オフクロサマ
普通に考えればなにか危険な薬物でもやっていたように思える。


「まさか、祭りに参加したときに変な人に誘われて薬に手を出したとか?」


智香が呟き裕貴が目を見開いた。


そして唯と真一も同じ薬に手を出してしまい、誰かに追われるような幻覚が見えているのかもしれない。

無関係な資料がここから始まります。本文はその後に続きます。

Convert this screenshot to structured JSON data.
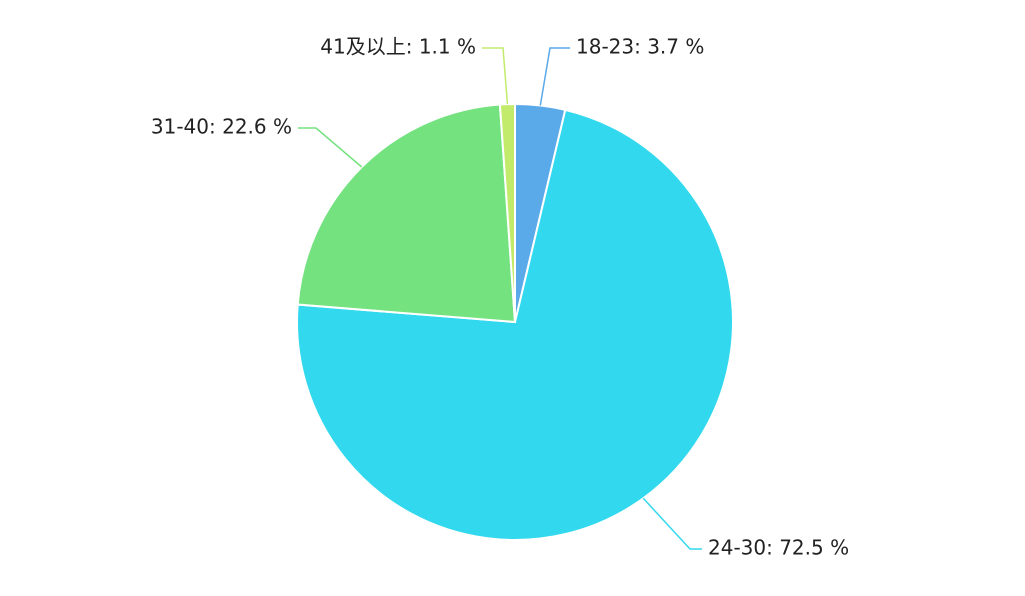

自分の友人たちが薬に手を染めるなんて考えたくないけれど、そう考えるのが一番妥当だ。


「他に岡山の祭りはなにがある?」


裕貴に聞かれて音声認識を使って更に調べ物を勧めた。


津山市のごんご祭り、鏡野町の大納涼祭、倉敷天領松祭り。


様々なイベントが出てくるが、やはり有名なのはうらじゃだろうか。


そう思った時、ふと4人が旅行へ行く前に言っていた言葉を思い出した。


「なんだっけ、ゴー、ゴーとか、なんとか、言ってなかった?」


眉間にシワを寄せてどうにか思い出そうとするけれど、なにを言っていたのかはっきりと思い出すことができない。


「あぁ、ゴーサマー! だろ? あいつら浮かれてずっとゴーサマー! って言ってたよな」


その時のことを思い出して裕貴はクスッと笑った。